Prehabilitation, or prehab for short, is participating in exercises to build muscle, endurance, strength, and power prior to surgery.

You are building your foundation prior to the rigors of surgery. Loss of muscle, endurance, strength, and power are unavoidable following surgery. The severity depends on the surgery.

A knee meniscectomy — ofter referred to as a knee scope when part or all of the meniscus is removed— may be minimal as you are able to resume some level of activity almost immediately following surgery. You will decondition some, but the activity will minimize loss of muscle, known as atrophy.

One of the strategies used to minimize the negative effects of surgery is rehabilitation. The effects of rehabilitation are mixed.

No amount of exercise will prevent muscle loss after surgery, but rehabilitation does more than build strength, or, at least it should.

Improving strength and muscle size are typically the primary goals, as they expedite early post-op progression. An area that needs more emphasis is building self-efficacy and addressing pain.

Surgery Does Not Address Fear of Movement

Pain catastrophizing (feelings of helplessness and excessive magnification of thoughts and feelings toward pain), poor pain-coping strategies, and kinesiophobia (fear of movement) are common in patients receiving a total joint replacement.

Research suggests psychosocial health plays a large role in determining the success of post-operative care.

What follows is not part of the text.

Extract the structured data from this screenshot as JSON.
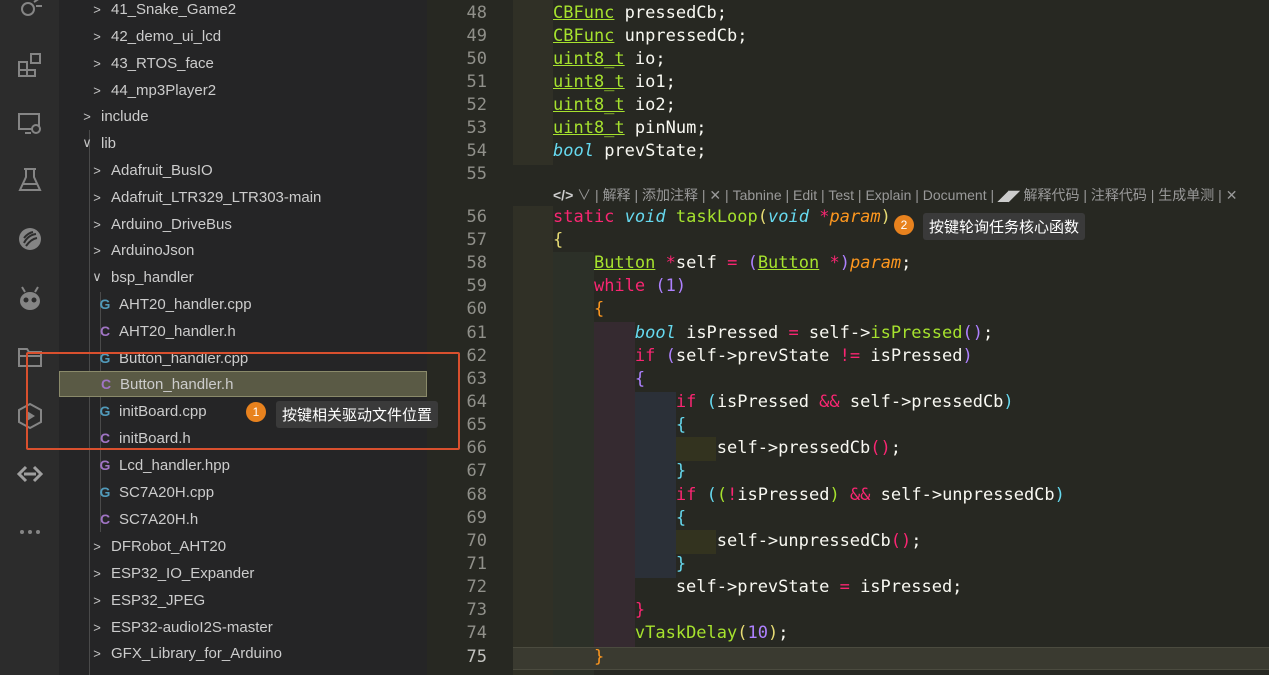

Patients with high levels of kinesiophobia and pain catastrophizing are less active. Low levels of self-efficacy diminish a patient’s confidence in completing rehabilitation tasks, particularly those that involvements pain-inducing movements.

Self-efficacy can be defined as “how well one can execute courses of action required to deal with prospective situations.” As you can imagine, this is vital for anyone rehabilitating from surgery.

This study compared the pre-operative presentation of patients with and without elevated hip pain three months following a total hip replacement. The study assessed self-reported function and psychosocial health.

More than one-third of the participants reported anxiety or depression. Indicators of poor psychosocial health were present in nearly half of the participants.

Participants with elevated postoperative pain at rest had worse pre-operative psychosocial health and function compared to those without. Participants with elevated postoperative pain during activity had worse pre-operative psychosocial health, however, they did not have worse pre-operative function.

Pre-operative self-efficacy explained more than one-third of the variance in both elevated postoperative pain at rest and during activity.

What does all this mean?

Surgery does not cut away our fears, anxiety, and self-doubt. Personalized treatment centered around movement is needed for that.

In rehabilitation, a physical therapist can address a patient’s beliefs about pain and movement prior to surgery, which can positively influence activity level and participation in rehabilitation after surgery.

If you are planning to pursue surgery for pain, speak with your doctor about your activity level.

Pain is complex and movement is almost always beneficial. Learning how to improve your activity and address pain can improve your surgery and rehabilitation experience.

Before concluding surgery is a foregone conclusion for your pain, seek alternative opinions. If surgery is the best option for you, seek a physical therapist prior to the operation date. They can help you better understand pain and build a personalized approach to activity.